Investors are reacting to diminished demand from China and an end to the cheap-money era provided by the Federal Reserve. A Bloomberg index of commodity futures has fallen 50 percent since a 2011 high, and eight of the 10 worst performers in the Standard & Poor’s 500 Index this year are commodities-related businesses.
Now it all seems to be coming apart at once. Alcoa Inc., the biggest U.S. aluminum producer, said it would break itself into two companies amid a glut stemming from booming production. Royal Dutch Shell Plc announced it would abandon its drilling campaign in U.S. Arctic waters after spending $7 billion. And the carnage culminated Monday with Glencore Plc, the commodities powerhouse that came to symbolize the era with its initial public offering in 2011 and bold acquisition of a rival in 2013, falling by as much as 31 percent in London trading.

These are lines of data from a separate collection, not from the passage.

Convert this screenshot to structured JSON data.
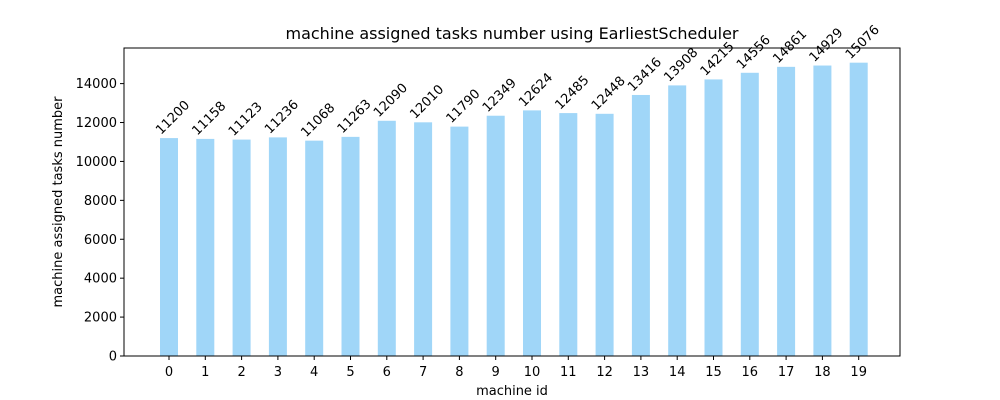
{
  "chart_data": {
    "type": "bar",
    "title": "machine assigned tasks number using EarliestScheduler",
    "xlabel": "machine id",
    "ylabel": "machine assigned tasks number",
    "categories": [
      "0",
      "1",
      "2",
      "3",
      "4",
      "5",
      "6",
      "7",
      "8",
      "9",
      "10",
      "11",
      "12",
      "13",
      "14",
      "15",
      "16",
      "17",
      "18",
      "19"
    ],
    "values": [
      11200,
      11158,
      11123,
      11236,
      11068,
      11263,
      12090,
      12010,
      11790,
      12349,
      12624,
      12485,
      12448,
      13416,
      13908,
      14215,
      14556,
      14861,
      14929,
      15076
    ],
    "data_labels": [
      "11200",
      "11158",
      "11123",
      "11236",
      "11068",
      "11263",
      "12090",
      "12010",
      "11790",
      "12349",
      "12624",
      "12485",
      "12448",
      "13416",
      "13908",
      "14215",
      "14556",
      "14861",
      "14929",
      "15076"
    ],
    "yticks": [
      0,
      2000,
      4000,
      6000,
      8000,
      10000,
      12000,
      14000
    ],
    "ylim": [
      0,
      15830
    ],
    "bar_color": "#a0d6f8",
    "grid": false,
    "legend": "none"
  }
}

Peak prices in gold and silver are four years old, oil’s plummet since June 2014 has been pushed along by OPEC’s November decision to keep pumping despite excess supply and U.S. natural gas prices have fallen to less than a fourth of their 2008 value.
It’s about to get worse, according to analysts John LaForge and Warren Pies of Venice, Florida-based Ned Davis Research Group. Commodities may be in the fourth year of a 20-year “bear super-cycle,” according to an Aug. 14 research note. The analysts looked at commodity busts dating to the 18th century and found them driven by factors such as market momentum rather than fundamentals, LaForge said Monday in an interview.
The good news: most of the damage is done in the first six years, LaForge said.